Chris Bogh |

The recruitment industry is full of buzz words. From talent communities, psychometric testing and social media, to mobile, gamification, job boards and talent pools - there is always something new.
When job boards were first launched, everyone predicted that they would replace the recruitment agency. Then, when social media took off, everyone said that would replace the job boards. Some industry insiders even claimed that LinkedIn would replace the humble recruitment software provider. Now, analysts tell us that mobile will replace the desktop PC.
This can all be confusing for the recruiter and should really be put into perspective because in reality these things rarely happen; it's just a way for businesses to jump on the latest bandwagon. What has actually happened is that recruiters now have many more channels and more technology to deal with. However, this is positive because they all provide a very good way to communicate with candidates and enable recruiters to be more proactive. The real issue lies in how to manage all these different communication channels. To be proactive you need the tools and the time. In the recruitment world, the 'tools' are the right technology and software that can work across all these communication platforms.

Mobile Experience

Out of all the developments in recent years, mobile is the most significant and the one that recruiters should be addressing sooner rather than later - it is the future. Mobile is different from all these channels because it dictates the way candidates connect with you. With the range of different devices being used by candidates to access and interact with career portals, it is important to choose a software provider that can not only manage all of this, but also provide a desktop-like experience.

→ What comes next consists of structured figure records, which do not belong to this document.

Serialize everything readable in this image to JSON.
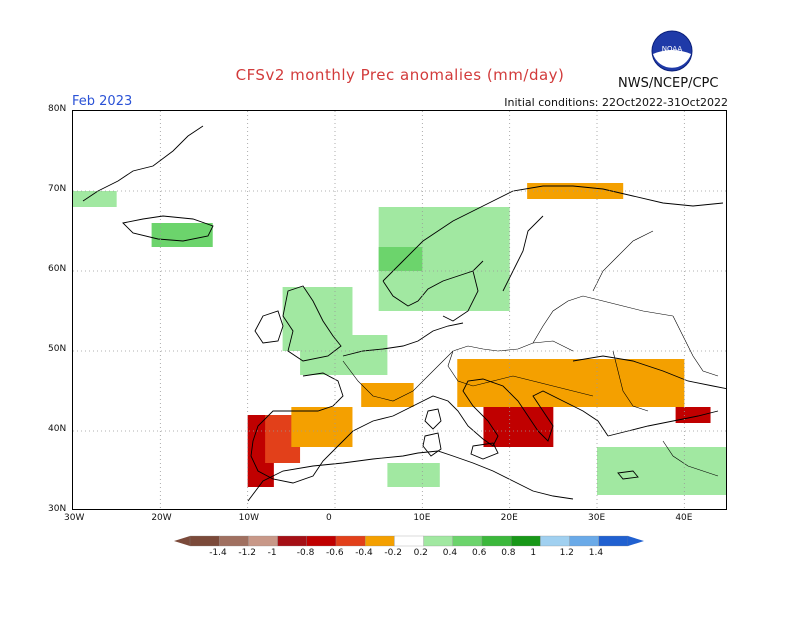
{
  "header": {
    "title": "CFSv2 monthly Prec anomalies (mm/day)",
    "month": "Feb 2023",
    "initial_conditions": "Initial conditions: 22Oct2022-31Oct2022",
    "agency": "NWS/NCEP/CPC",
    "logo_text": "NOAA"
  },
  "axes": {
    "lat_labels": [
      "80N",
      "70N",
      "60N",
      "50N",
      "40N",
      "30N"
    ],
    "lat_values": [
      80,
      70,
      60,
      50,
      40,
      30
    ],
    "lon_labels": [
      "30W",
      "20W",
      "10W",
      "0",
      "10E",
      "20E",
      "30E",
      "40E"
    ],
    "lon_values": [
      -30,
      -20,
      -10,
      0,
      10,
      20,
      30,
      40
    ],
    "lon_range": [
      -30,
      45
    ],
    "lat_range": [
      30,
      80
    ],
    "grid": "dotted"
  },
  "colorbar": {
    "labels": [
      "-1.4",
      "-1.2",
      "-1",
      "-0.8",
      "-0.6",
      "-0.4",
      "-0.2",
      "0.2",
      "0.4",
      "0.6",
      "0.8",
      "1",
      "1.2",
      "1.4"
    ],
    "colors": [
      "#7b4a3a",
      "#a07060",
      "#c89888",
      "#a50f15",
      "#c00000",
      "#e2401a",
      "#f4a000",
      "#ffffff",
      "#a1e8a1",
      "#6cd46c",
      "#3cb83c",
      "#189818",
      "#a0d0f0",
      "#6aaae8",
      "#2060d0"
    ]
  },
  "anomaly_regions": [
    {
      "name": "iberia-west",
      "color": "#c00000",
      "lon": [
        -10,
        -7
      ],
      "lat": [
        33,
        42
      ]
    },
    {
      "name": "iberia-south",
      "color": "#e2401a",
      "lon": [
        -8,
        -4
      ],
      "lat": [
        36,
        42
      ]
    },
    {
      "name": "iberia-orange",
      "color": "#f4a000",
      "lon": [
        -5,
        2
      ],
      "lat": [
        38,
        43
      ]
    },
    {
      "name": "spain-interior",
      "color": "#f4a000",
      "lon": [
        3,
        9
      ],
      "lat": [
        43,
        46
      ]
    },
    {
      "name": "balkans-red",
      "color": "#c00000",
      "lon": [
        17,
        25
      ],
      "lat": [
        38,
        45
      ]
    },
    {
      "name": "balkans-orange",
      "color": "#f4a000",
      "lon": [
        14,
        40
      ],
      "lat": [
        43,
        49
      ]
    },
    {
      "name": "turkey-red",
      "color": "#c00000",
      "lon": [
        39,
        43
      ],
      "lat": [
        41,
        43
      ]
    },
    {
      "name": "scandinavia-green",
      "color": "#a1e8a1",
      "lon": [
        5,
        20
      ],
      "lat": [
        55,
        68
      ]
    },
    {
      "name": "norway-coast",
      "color": "#6cd46c",
      "lon": [
        5,
        10
      ],
      "lat": [
        60,
        63
      ]
    },
    {
      "name": "uk-green",
      "color": "#a1e8a1",
      "lon": [
        -6,
        2
      ],
      "lat": [
        50,
        58
      ]
    },
    {
      "name": "france-green",
      "color": "#a1e8a1",
      "lon": [
        -4,
        6
      ],
      "lat": [
        47,
        52
      ]
    },
    {
      "name": "iceland",
      "color": "#6cd46c",
      "lon": [
        -21,
        -14
      ],
      "lat": [
        63,
        66
      ]
    },
    {
      "name": "greenland-tip",
      "color": "#a1e8a1",
      "lon": [
        -30,
        -25
      ],
      "lat": [
        68,
        70
      ]
    },
    {
      "name": "anatolia-green",
      "color": "#a1e8a1",
      "lon": [
        30,
        45
      ],
      "lat": [
        32,
        38
      ]
    },
    {
      "name": "north-africa-green",
      "color": "#a1e8a1",
      "lon": [
        6,
        12
      ],
      "lat": [
        33,
        36
      ]
    },
    {
      "name": "north-cape",
      "color": "#f4a000",
      "lon": [
        22,
        33
      ],
      "lat": [
        69,
        71
      ]
    }
  ]
}
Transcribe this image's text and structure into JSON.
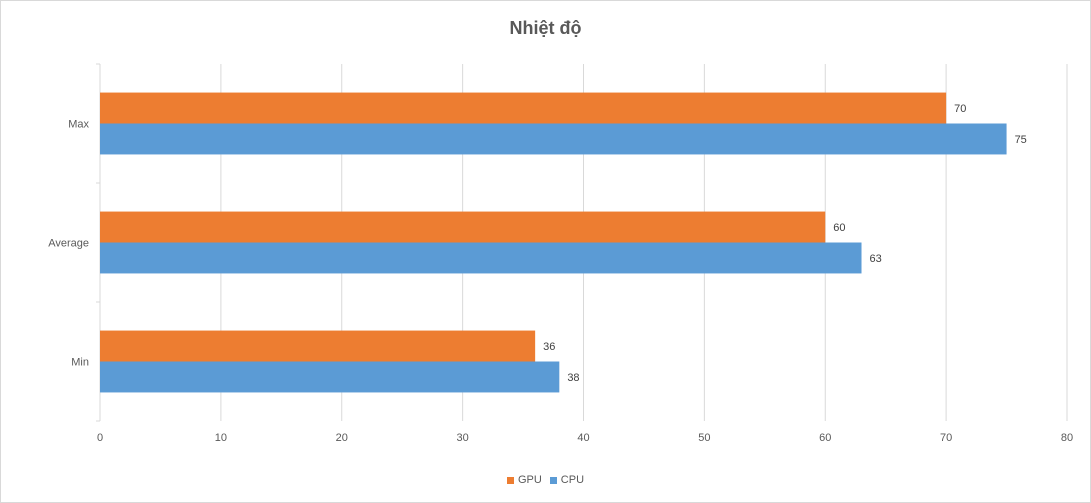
{
  "chart_data": {
    "type": "bar",
    "orientation": "horizontal",
    "title": "Nhiệt độ",
    "categories": [
      "Max",
      "Average",
      "Min"
    ],
    "series": [
      {
        "name": "GPU",
        "color": "#ed7d31",
        "values": [
          70,
          60,
          36
        ]
      },
      {
        "name": "CPU",
        "color": "#5b9bd5",
        "values": [
          75,
          63,
          38
        ]
      }
    ],
    "xlim": [
      0,
      80
    ],
    "xticks": [
      0,
      10,
      20,
      30,
      40,
      50,
      60,
      70,
      80
    ],
    "grid": true,
    "data_labels": true,
    "legend_position": "bottom"
  }
}
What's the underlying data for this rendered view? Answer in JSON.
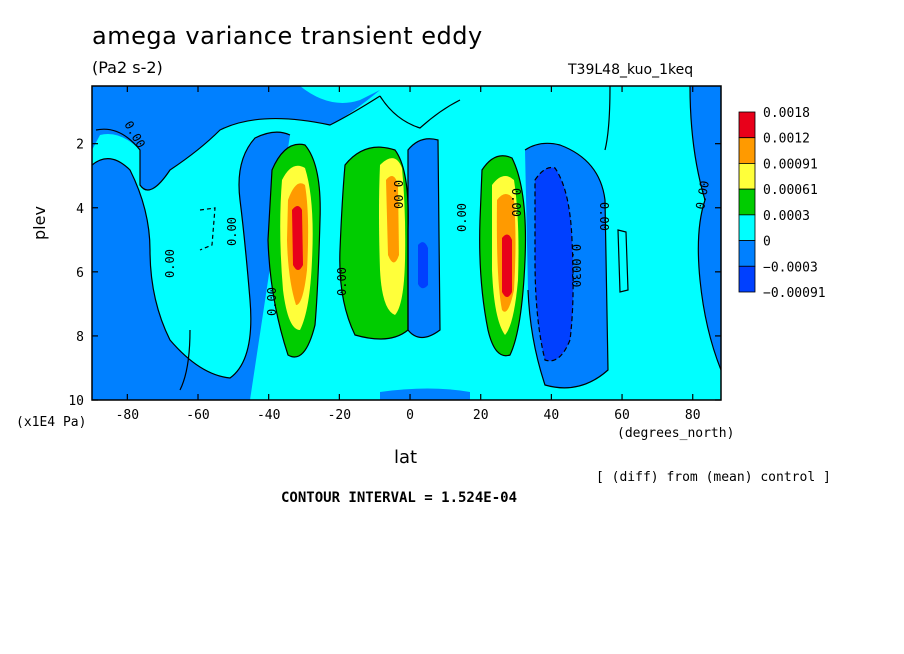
{
  "title": "amega variance transient eddy",
  "units": "(Pa2 s-2)",
  "run": "T39L48_kuo_1keq",
  "ylabel": "plev",
  "yunits": "(x1E4 Pa)",
  "xlabel": "lat",
  "xunits": "(degrees_north)",
  "note": "[ (diff) from (mean) control ]",
  "interval": "CONTOUR INTERVAL = 1.524E-04",
  "chart_data": {
    "type": "heatmap",
    "xlim": [
      -90,
      88
    ],
    "ylim": [
      10,
      0.2
    ],
    "xticks": [
      "-80",
      "-60",
      "-40",
      "-20",
      "0",
      "20",
      "40",
      "60",
      "80"
    ],
    "yticks": [
      "2",
      "4",
      "6",
      "8",
      "10"
    ],
    "colorbar": {
      "labels": [
        "0.0018",
        "0.0012",
        "0.00091",
        "0.00061",
        "0.0003",
        "0",
        "−0.0003",
        "−0.00091"
      ],
      "colors": [
        "#e8001a",
        "#ff9a00",
        "#ffff3a",
        "#00cc00",
        "#00ffff",
        "#0080ff",
        "#0040ff"
      ]
    },
    "contour_labels": [
      "0.00",
      "0.00",
      "0.00",
      "0.00",
      "0.00",
      "0.00",
      "0.00",
      "0.00",
      "0.00",
      "0.0030",
      "0.00"
    ],
    "cells": [
      {
        "lat": -30,
        "plev": 5.0,
        "level": 5
      },
      {
        "lat": -4,
        "plev": 5.2,
        "level": 3
      },
      {
        "lat": 28,
        "plev": 6.0,
        "level": 5
      },
      {
        "lat": 44,
        "plev": 5.5,
        "level": -2
      }
    ]
  }
}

Eploy Candidate Experience Score

Interestingly, at a recent conference that was attended by all the UK's major retailers, we shared the results of a survey that we had carried out on their corporate career sites. The results were very interesting because most of us would assume that high street retailers are at the forefront of mobile. We came up with a scoring criterion and ranked all their career portals. We called it the 'Eploy Candidate Experience Score', with the perfect score being 250. The results we shared were those we believe are the most important from a candidate's point of view, with the first result for mobile being quite surprising!

Here are the top five:
  • 82% of the companies represented at the conference did not have a mobile site. From the 18% that did, we then looked to see if their 'mobile' offering was a fully mobile responsive website (one that gives candidates the full desktop experience from their mobile device) and surprisingly only 3.6% passed the test - this was very low.
  • 57.1% of the websites had the name of the applicant tracking system's name in the URL. Why is this important? If candidates browse a company's career portal and a new window pops-up and the URL address changes when they click on vacancies, it can create confusion. The candidates don't know where they have gone; this can affect their confidence and trust in applying for a position. Companies must work with their software providers to fix this, and use a URL that fits with the company/brand name.
  • 60% of the sites did not utilise the same corporate branding on their candidate registration pages as their main retail website. Most companies invest a small fortune in their branding, so we wanted to see if those we surveyed used their brand consistently throughout the recruitment process. We found that 64% had the same branding on the jobs/vacancy page as their main retail site, which was good, but when a candidate moves from the career portal into a separate software system the branding becomes diluted because of the systems' limited customisation tools.
  • 60.7% of the sites had Social Network Sharing Tools. It was positive to see so many vacancy pages having the facility for candidates to share jobs via their social networks. 10% of the websites scored a 'good' candidate experience. This was judged on mobile capability, the general flow of information and the ease for searching and registering for jobs. In our opinion, as this element was more subjective, the vast majority only offered an 'average' or 'poor' candidate experience - there was something lacking or difficult for the candidate to do. Overall, this was very disappointing.
What this exercise did prove however is that even the biggest retailers in the country are not quite there with their recruitment software and mobile capabilities, and I'm sure this is a situation that is mirrored across all industries, large and small. Therefore, with mobile growing at such a rapid pace, recruiters need to make this a priority in 2014. To do this you need to choose the right 'tools' - applicant tracking software that is fully mobile responsive and that can work across all communication channels to enhance the candidate's experience and support the brand's profile.